RHJ became a McDonald's All-American at Chester High School where he caught the eye of Arizona head coach Sean Miller. Miller saw the hustle on the floor and more importantly, the confidence. "I don't know if I've ever enjoyed coaching a player more than I've enjoyed coaching Rondae," said Miller the day last April when Hollis-Jefferson announced he was leaving Arizona.

He never forget Seventh Street. Even in high school, kids say, he would pull them aside on the courts. "School comes first," he'd say. "Don't be scared, just play."

He donated sneakers. He stayed out of trouble. And on the night of the Draft, he brought 40 kids from the courts to Barclays Center aboard a charter bus, gave them some snacks to feast on as they traveled up the Turnpike, many on their first trip to New York.

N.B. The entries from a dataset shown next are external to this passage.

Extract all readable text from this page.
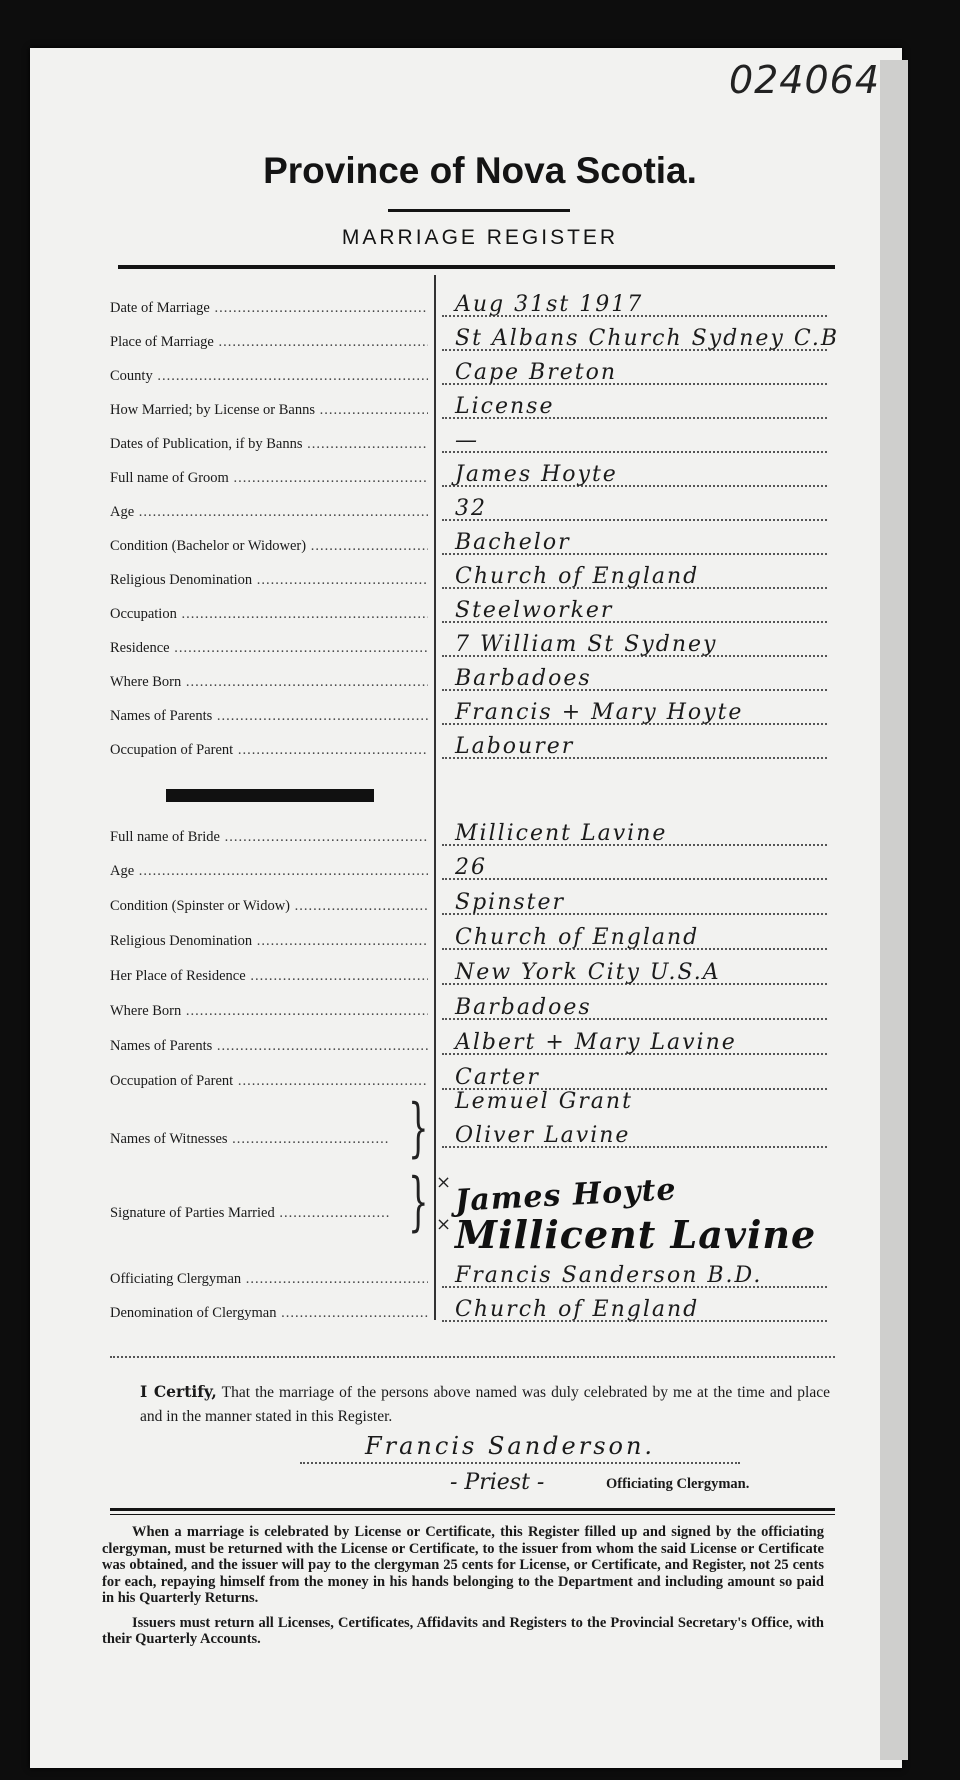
024064
Province of Nova Scotia.
MARRIAGE REGISTER
Date of Marriage .....	Aug 31st 1917
Place of Marriage .....	St Albans Church Sydney C.B
County .....	Cape Breton
How Married; by License or Banns .....	License
Dates of Publication, if by Banns .....	—
Full name of Groom .....	James Hoyte
Age .....	32
Condition (Bachelor or Widower) .....	Bachelor
Religious Denomination .....	Church of England
Occupation .....	Steelworker
Residence .....	7 William St Sydney
Where Born .....	Barbadoes
Names of Parents .....	Francis + Mary Hoyte
Occupation of Parent .....	Labourer
Full name of Bride .....	Millicent Lavine
Age .....	26
Condition (Spinster or Widow) .....	Spinster
Religious Denomination .....	Church of England
Her Place of Residence .....	New York City U.S.A
Where Born .....	Barbadoes
Names of Parents .....	Albert + Mary Lavine
Occupation of Parent .....	Carter
Names of Witnesses .....	} Lemuel Grant
Oliver Lavine
Signature of Parties Married .....	} ×
×
James Hoyte
Millicent Lavine
Officiating Clergyman .....	Francis Sanderson B.D.
Denomination of Clergyman .....	Church of England
I Certify, That the marriage of the persons above named was duly celebrated by me at the time and place and in the manner stated in this Register.
Francis Sanderson.
- Priest -	Officiating Clergyman.

When a marriage is celebrated by License or Certificate, this Register filled up and signed by the officiating clergyman, must be returned with the License or Certificate, to the issuer from whom the said License or Certificate was obtained, and the issuer will pay to the clergyman 25 cents for License, or Certificate, and Register, not 25 cents for each, repaying himself from the money in his hands belonging to the Department and including amount so paid in his Quarterly Returns.

Issuers must return all Licenses, Certificates, Affidavits and Registers to the Provincial Secretary's Office, with their Quarterly Accounts.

RHJ paid for it, helped by some private donations.

"The idea, the trip, it was all Rondae," said Rylanda Hollis. "He has these kids' backs, because he knows, at his age, he would have loved that kind of experience."

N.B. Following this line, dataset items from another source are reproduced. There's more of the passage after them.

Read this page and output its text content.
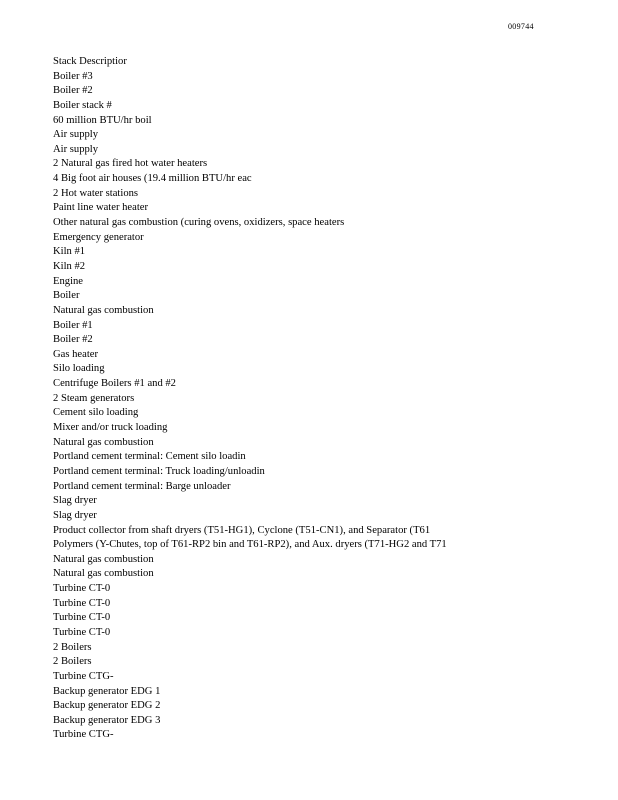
009744
Stack Descriptior
Boiler #3
Boiler #2
Boiler stack #
60 million BTU/hr boil
Air supply
Air supply
2 Natural gas fired hot water heaters
4 Big foot air houses (19.4 million BTU/hr eac
2 Hot water stations
Paint line water heater
Other natural gas combustion (curing ovens, oxidizers, space heaters
Emergency generator
Kiln #1
Kiln #2
Engine
Boiler
Natural gas combustion
Boiler #1
Boiler #2
Gas heater
Silo loading
Centrifuge Boilers #1 and #2
2 Steam generators
Cement silo loading
Mixer and/or truck loading
Natural gas combustion
Portland cement terminal: Cement silo loadin
Portland cement terminal: Truck loading/unloadin
Portland cement terminal: Barge unloader
Slag dryer
Slag dryer
Product collector from shaft dryers (T51-HG1), Cyclone (T51-CN1), and Separator (T61
Polymers (Y-Chutes, top of T61-RP2 bin and T61-RP2), and Aux. dryers (T71-HG2 and T71
Natural gas combustion
Natural gas combustion
Turbine CT-0
Turbine CT-0
Turbine CT-0
Turbine CT-0
2 Boilers
2 Boilers
Turbine CTG-
Backup generator EDG 1
Backup generator EDG 2
Backup generator EDG 3
Turbine CTG-
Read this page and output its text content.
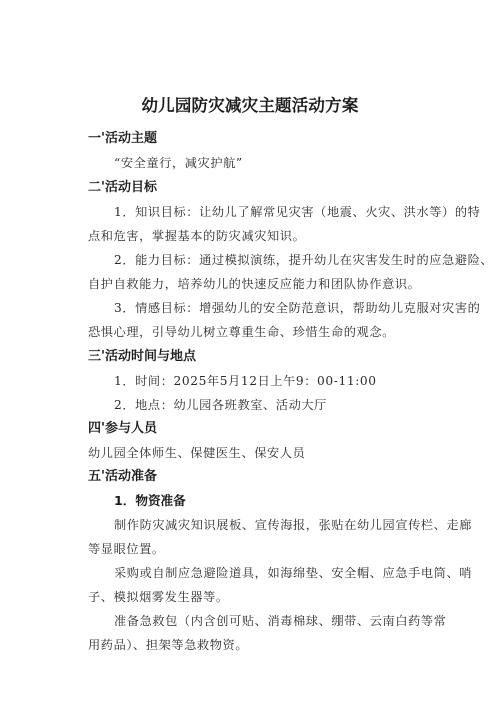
幼儿园防灾减灾主题活动方案
一'活动主题
“安全童行，减灾护航”
二'活动目标
1．知识目标：让幼儿了解常见灾害（地震、火灾、洪水等）的特
点和危害，掌握基本的防灾减灾知识。
2．能力目标：通过模拟演练，提升幼儿在灾害发生时的应急避险、
自护自救能力，培养幼儿的快速反应能力和团队协作意识。
3．情感目标：增强幼儿的安全防范意识，帮助幼儿克服对灾害的
恐惧心理，引导幼儿树立尊重生命、珍惜生命的观念。
三'活动时间与地点
1．时间：2025年5月12日上午9：00-11:00
2．地点：幼儿园各班教室、活动大厅
四'参与人员
幼儿园全体师生、保健医生、保安人员
五'活动准备
1．物资准备
制作防灾减灾知识展板、宣传海报，张贴在幼儿园宣传栏、走廊
等显眼位置。
采购或自制应急避险道具，如海绵垫、安全帽、应急手电筒、哨
子、模拟烟雾发生器等。
准备急救包（内含创可贴、消毒棉球、绷带、云南白药等常
用药品）、担架等急救物资。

RHJ's tenacious style of play and his hard-work mentality seems like the result of his experience in Chester, at home and on the courts.  He witnessed the hard work and determination of his mother, the sacrifices she made.  The willingness to do whatever it takes to succeed may not have been everywhere in his environment but there was enough at home and on that piece of asphalt.

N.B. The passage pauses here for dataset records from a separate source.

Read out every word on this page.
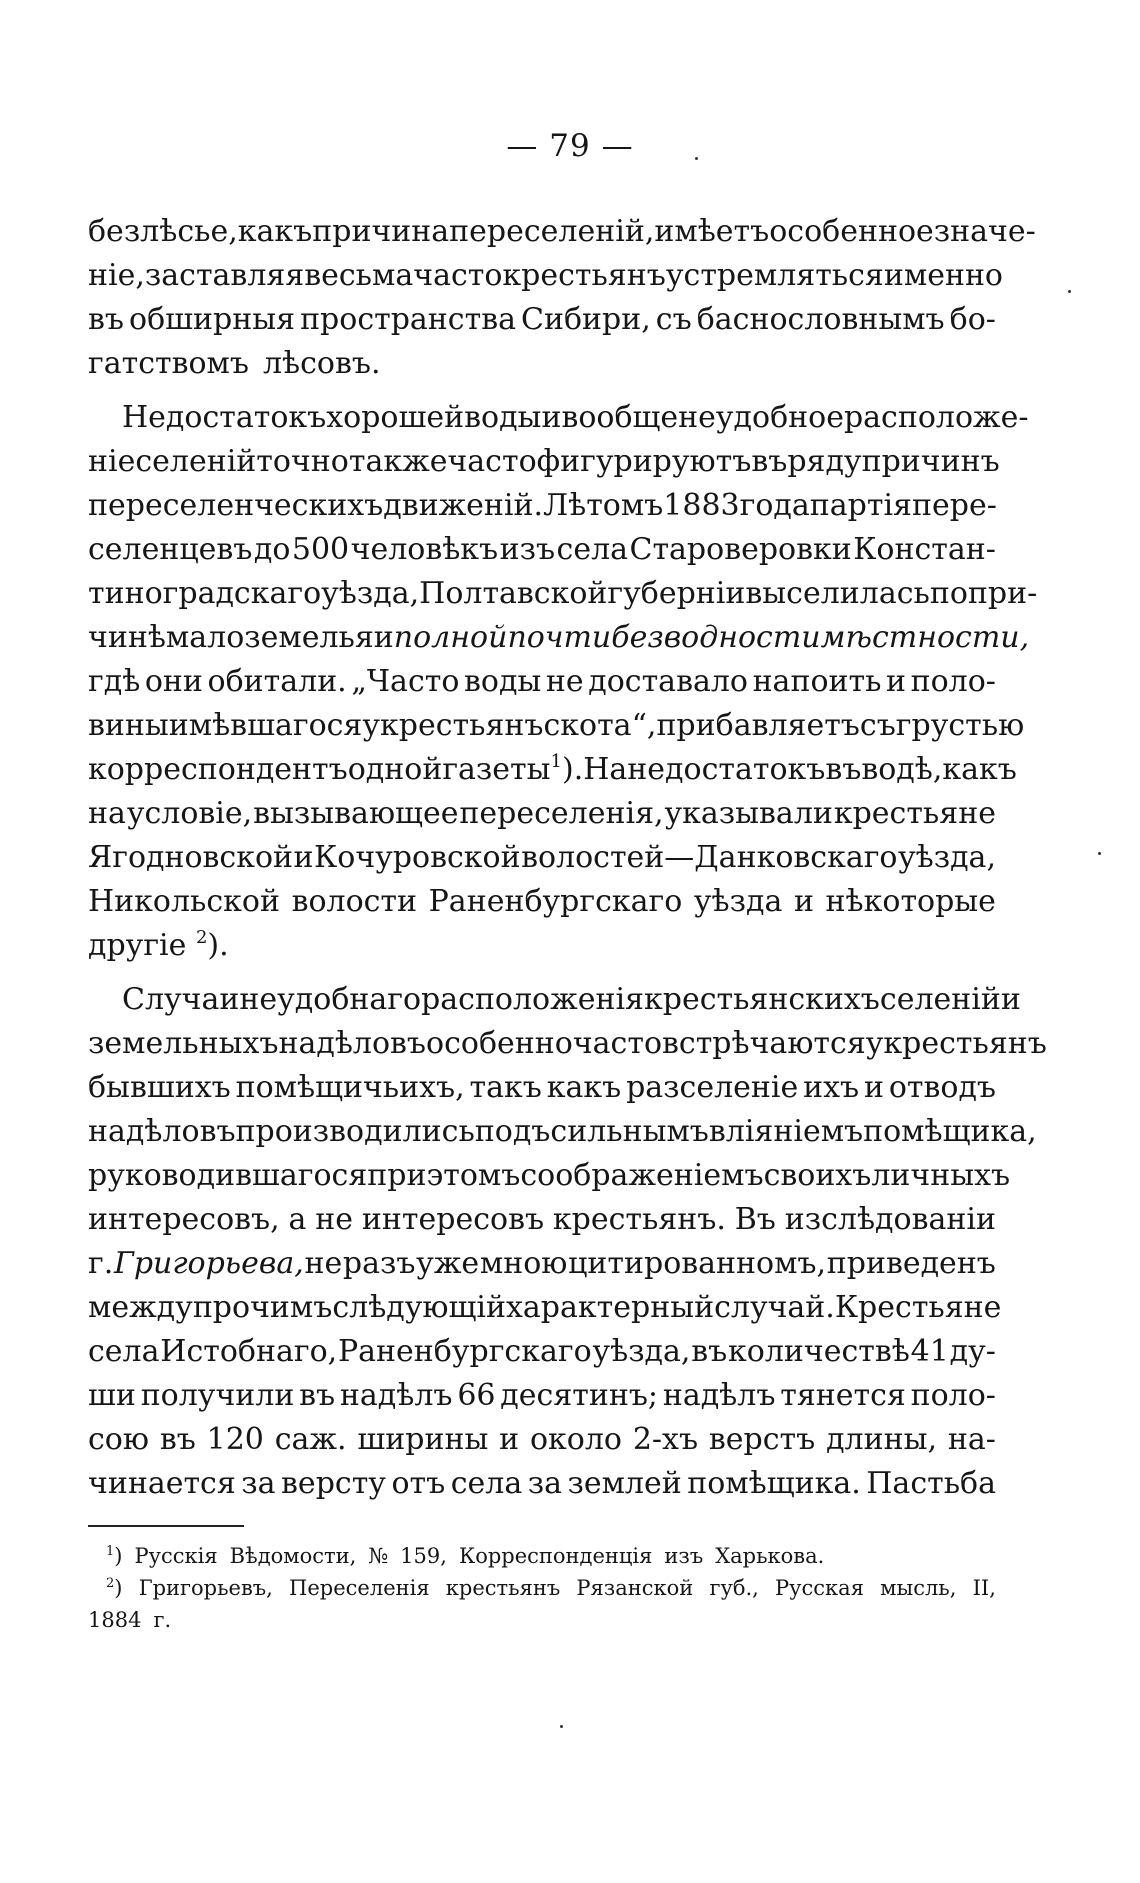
— 79 —
безлѣсье, какъ причина переселеній, имѣетъ особенное значе-
ніе, заставляя весьма часто крестьянъ устремляться именно
въ обширныя пространства Сибири, съ баснословнымъ бо-
гатствомъ лѣсовъ.
Недостатокъ хорошей воды и вообще неудобное расположе-
ніе селеній точно также часто фигурируютъ въ ряду причинъ
переселенческихъ движеній. Лѣтомъ 1883 года партія пере-
селенцевъ до 500 человѣкъ изъ села Староверовки Констан-
тиноградскаго уѣзда, Полтавской губерніи выселилась по при-
чинѣ малоземелья и полной почти безводности мѣстности,
гдѣ они обитали. „Часто воды не доставало напоить и поло-
вины имѣвшагося у крестьянъ скота“, прибавляетъ съ грустью
корреспондентъ одной газеты $^1$). На недостатокъ въ водѣ, какъ
на условіе, вызывающее переселенія, указывали крестьяне
Ягодновской и Кочуровской волостей—Данковскаго уѣзда,
Никольской волости Раненбургскаго уѣзда и нѣкоторые
другіе $^2$).
Случаи неудобнаго расположенія крестьянскихъ селеній и
земельныхъ надѣловъ особенно часто встрѣчаются у крестьянъ
бывшихъ помѣщичьихъ, такъ какъ разселеніе ихъ и отводъ
надѣловъ производились подъ сильнымъ вліяніемъ помѣщика,
руководившагося при этомъ соображеніемъ своихъ личныхъ
интересовъ, а не интересовъ крестьянъ. Въ изслѣдованіи
г. Григорьева, не разъ уже мною цитированномъ, приведенъ
между прочимъ слѣдующій характерный случай. Крестьяне
села Истобнаго, Раненбургскаго уѣзда, въ количествѣ 41 ду-
ши получили въ надѣлъ 66 десятинъ; надѣлъ тянется поло-
сою въ 120 саж. ширины и около 2-хъ верстъ длины, на-
чинается за версту отъ села за землей помѣщика. Пастьба
$^1$) Русскія Вѣдомости, № 159, Корреспонденція изъ Харькова.
$^2$) Григорьевъ, Переселенія крестьянъ Рязанской губ., Русская мысль, II,
1884 г.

He's talented, athletic, but also very raw.  While his defensive game should quickly translate to the NBA, his (supposed) limited offensive game needs a lot of work. He's said that. He can get to the basket thanks to his long and athletic frame, but his outside shot is pretty non-existent.

With that being said, as is always the case with RHJ, he certainly does not lack the confidence.

"Look out Brooklyn, here I come," he said, dropping a couple of bars for the reporters after being traded to the Nets.  "You can't hide, you can't run, I'm coming, baby!"

It's shown in the two summer leagues. Tuesday against the Charlotte Hornets in Orlando, Hollis-Jefferson was tasked with defending Frank Kaminsky, the college player of the year, who had gone up against at Arizona. Hollis-Jefferson held the Wisconsin standout to zero points in the fourth quarter. On Friday, the last one in Orlando, he stuffed the stat sheet with 22 points, 11 rebounds, 5 assists and four steals. Then, 30 hours later in Las Vegas, he put up 15, 9, 4 and 5.

He's got through the urban gauntlet to make it to the NBA and along the way, became a bit of a Renaissance  Man. He sings, plays piano, is planning a mixtape with fellow rookie Chris McCollough and other than basketball, he is a fan of golf.  He's poised, loves the camera ... and the attraction is mutual.  As for his red plaid D(raft)-Day outfit, the rookie was simply being himself.

"Growing up, I was never afraid to be different," he told  "Red is my favorite color, but I knew would wear red, so I wanted to step outside the box."